Accordingly, in line with the present disclosure a control signal is formed, S2, if the NPWT device <NUM> is determined to operate outside a first predefined operational range. Operation outside of first predefined operational range for example includes a situation where the negative pressure formed by the negative pressure pump <NUM> comes outside a predetermined negative pressure range.
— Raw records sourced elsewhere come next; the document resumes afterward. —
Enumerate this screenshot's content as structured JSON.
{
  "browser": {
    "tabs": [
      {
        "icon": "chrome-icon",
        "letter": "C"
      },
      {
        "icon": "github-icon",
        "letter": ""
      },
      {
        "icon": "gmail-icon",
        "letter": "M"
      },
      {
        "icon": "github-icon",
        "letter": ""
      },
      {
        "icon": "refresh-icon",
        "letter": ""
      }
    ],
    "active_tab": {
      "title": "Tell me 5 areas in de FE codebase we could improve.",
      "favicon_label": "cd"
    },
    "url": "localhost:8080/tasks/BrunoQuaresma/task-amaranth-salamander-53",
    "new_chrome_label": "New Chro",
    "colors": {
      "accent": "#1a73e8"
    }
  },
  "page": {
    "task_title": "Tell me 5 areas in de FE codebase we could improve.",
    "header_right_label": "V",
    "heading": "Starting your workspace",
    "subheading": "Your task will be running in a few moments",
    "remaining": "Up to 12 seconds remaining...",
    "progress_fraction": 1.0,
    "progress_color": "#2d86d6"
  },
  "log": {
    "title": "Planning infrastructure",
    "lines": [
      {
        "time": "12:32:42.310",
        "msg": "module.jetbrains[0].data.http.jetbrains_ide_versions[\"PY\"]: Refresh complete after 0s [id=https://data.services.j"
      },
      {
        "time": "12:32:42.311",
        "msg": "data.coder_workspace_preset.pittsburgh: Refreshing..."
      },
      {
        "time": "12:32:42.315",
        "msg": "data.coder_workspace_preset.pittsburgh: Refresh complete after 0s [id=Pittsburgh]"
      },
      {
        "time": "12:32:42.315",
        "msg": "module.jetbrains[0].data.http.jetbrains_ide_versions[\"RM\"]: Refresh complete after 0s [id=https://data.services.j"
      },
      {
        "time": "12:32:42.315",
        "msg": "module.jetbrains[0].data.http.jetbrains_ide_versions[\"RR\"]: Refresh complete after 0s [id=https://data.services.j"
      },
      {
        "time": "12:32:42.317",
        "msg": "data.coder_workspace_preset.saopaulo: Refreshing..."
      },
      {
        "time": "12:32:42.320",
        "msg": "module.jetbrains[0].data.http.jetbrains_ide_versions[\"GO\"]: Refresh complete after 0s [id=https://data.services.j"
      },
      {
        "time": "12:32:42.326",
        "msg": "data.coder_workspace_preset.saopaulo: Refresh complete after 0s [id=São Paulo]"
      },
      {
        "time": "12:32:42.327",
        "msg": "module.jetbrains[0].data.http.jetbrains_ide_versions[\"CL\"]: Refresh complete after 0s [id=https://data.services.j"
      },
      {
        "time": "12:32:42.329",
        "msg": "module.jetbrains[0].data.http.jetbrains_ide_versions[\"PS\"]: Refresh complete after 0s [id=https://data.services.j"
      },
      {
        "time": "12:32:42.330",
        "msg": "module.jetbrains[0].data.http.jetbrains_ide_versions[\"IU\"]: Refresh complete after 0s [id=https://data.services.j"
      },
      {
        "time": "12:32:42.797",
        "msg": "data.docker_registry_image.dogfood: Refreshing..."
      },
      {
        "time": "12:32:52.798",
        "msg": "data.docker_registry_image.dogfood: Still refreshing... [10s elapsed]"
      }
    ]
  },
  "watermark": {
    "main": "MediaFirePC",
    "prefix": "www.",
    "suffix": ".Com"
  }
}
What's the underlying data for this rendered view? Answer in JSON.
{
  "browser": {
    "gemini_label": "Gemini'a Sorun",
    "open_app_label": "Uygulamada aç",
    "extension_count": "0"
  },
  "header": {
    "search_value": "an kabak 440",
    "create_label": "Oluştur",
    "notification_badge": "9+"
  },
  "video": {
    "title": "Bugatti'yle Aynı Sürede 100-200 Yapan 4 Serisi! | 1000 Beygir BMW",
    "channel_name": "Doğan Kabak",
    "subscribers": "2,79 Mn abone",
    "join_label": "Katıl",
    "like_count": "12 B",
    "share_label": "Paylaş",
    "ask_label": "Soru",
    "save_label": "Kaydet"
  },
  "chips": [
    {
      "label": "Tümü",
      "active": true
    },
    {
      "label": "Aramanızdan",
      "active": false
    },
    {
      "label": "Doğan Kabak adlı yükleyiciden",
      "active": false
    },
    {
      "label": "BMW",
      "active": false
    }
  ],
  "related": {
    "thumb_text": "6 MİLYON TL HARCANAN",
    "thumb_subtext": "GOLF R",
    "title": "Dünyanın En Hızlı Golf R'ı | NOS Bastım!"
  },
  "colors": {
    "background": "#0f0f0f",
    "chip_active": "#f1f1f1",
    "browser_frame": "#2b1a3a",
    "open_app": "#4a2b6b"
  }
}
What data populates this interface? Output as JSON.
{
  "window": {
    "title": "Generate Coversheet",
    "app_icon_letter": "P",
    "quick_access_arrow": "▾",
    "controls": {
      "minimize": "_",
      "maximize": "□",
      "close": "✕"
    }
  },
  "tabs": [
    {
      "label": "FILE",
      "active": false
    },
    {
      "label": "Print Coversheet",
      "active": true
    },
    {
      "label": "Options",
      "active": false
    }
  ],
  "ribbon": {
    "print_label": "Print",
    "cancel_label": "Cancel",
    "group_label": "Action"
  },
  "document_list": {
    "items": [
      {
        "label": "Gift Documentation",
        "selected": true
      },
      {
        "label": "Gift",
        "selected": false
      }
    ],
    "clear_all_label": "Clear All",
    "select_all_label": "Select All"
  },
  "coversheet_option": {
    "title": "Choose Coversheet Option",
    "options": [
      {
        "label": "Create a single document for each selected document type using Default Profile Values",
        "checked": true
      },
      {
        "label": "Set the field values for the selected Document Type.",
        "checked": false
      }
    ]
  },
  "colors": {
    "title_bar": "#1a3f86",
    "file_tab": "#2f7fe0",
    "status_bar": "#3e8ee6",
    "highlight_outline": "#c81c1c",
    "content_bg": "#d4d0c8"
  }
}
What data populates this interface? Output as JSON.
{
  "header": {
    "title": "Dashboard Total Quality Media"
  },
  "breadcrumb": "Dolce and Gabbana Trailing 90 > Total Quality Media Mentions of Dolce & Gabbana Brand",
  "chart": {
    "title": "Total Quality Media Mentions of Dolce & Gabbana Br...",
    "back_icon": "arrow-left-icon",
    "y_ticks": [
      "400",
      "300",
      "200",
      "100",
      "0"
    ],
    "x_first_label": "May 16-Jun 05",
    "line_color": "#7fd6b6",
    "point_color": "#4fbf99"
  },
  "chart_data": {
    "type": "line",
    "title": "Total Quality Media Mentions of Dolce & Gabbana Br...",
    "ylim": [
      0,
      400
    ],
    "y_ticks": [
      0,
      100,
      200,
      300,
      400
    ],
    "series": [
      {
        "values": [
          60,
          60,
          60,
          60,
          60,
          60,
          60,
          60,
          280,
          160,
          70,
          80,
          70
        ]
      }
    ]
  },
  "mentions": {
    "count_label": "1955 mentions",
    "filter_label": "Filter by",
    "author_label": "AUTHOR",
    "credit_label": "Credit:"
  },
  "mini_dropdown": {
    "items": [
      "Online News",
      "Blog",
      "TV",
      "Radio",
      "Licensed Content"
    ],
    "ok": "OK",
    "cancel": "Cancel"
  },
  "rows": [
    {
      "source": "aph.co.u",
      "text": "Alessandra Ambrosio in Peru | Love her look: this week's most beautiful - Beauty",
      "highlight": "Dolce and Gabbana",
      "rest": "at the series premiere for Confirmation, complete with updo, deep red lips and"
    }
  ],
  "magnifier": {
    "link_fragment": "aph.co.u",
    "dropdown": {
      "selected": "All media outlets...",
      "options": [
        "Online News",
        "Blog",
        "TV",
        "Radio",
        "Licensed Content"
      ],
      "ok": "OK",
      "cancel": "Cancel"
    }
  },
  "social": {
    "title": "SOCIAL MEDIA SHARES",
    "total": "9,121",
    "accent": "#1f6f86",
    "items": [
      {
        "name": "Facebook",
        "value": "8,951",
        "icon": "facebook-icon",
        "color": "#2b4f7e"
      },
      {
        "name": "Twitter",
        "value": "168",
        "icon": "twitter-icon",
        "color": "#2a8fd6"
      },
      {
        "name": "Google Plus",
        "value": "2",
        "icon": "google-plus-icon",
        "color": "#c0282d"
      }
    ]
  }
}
However, other situations include for example where the control unit <NUM> of the NPWT device <NUM> is determined to fail, such as by a reset signal generated by the watchdog circuitry <NUM> comprised with the control circuitry <NUM>. Also in this situation such a control signal is formed.

The control signal is in turned used for terminating, S3, the operation of the negative pressure pump <NUM> using the control circuitry <NUM>, where the control circuitry <NUM> is provided externally from the control unit <NUM>.

The control functionality of the present disclosure may be implemented using existing computer processors, or by a special purpose computer processor for an appropriate system, incorporated for this or another purpose, or by a hardwire system.

Claim 1:
A mobile negative pressure wound therapy (NPWT) device (<NUM>), comprising:
- a housing (<NUM>),
- a negative pressure pump (<NUM>) arranged within the housing (<NUM>),
- a canister (<NUM>) fluidly coupled to the negative pressure pump (<NUM>) and to a wound cover (<NUM>), the wound cover (<NUM>) provided for creating a sealed space (<NUM>) defined in part by a wound site,
- a battery (<NUM>) arranged within the housing (<NUM>),
- a control unit (<NUM>) arranged within the housing (<NUM>), the control unit (<NUM>) being electrically connected to the battery (<NUM>) and adapted to provide power to the negative pressure pump (<NUM>) for operating the negative pressure pump (<NUM>) to establish a negative pressure within the sealed space (<NUM>),
- a pressure sensor (<NUM>) adapted to provide an indication of a negative pressure formed by the negative pressure pump (<NUM>),
wherein:
- the NPWT device (<NUM>) further comprises a control circuitry (<NUM>) provided externally from the control unit (<NUM>),
- the pressure sensor (<NUM>) is connected to the control unit (<NUM>) and to the control circuitry (<NUM>), and
- the control circuitry (<NUM>) comprising a first controllable switch (SW<NUM>) arranged to switch off the power to the negative pressure pump (<NUM>) if the operation of the negative pressure pump (<NUM>) is to be terminated due to the NPWT device (<NUM>) having been determined to operate outside of a predefined operational range.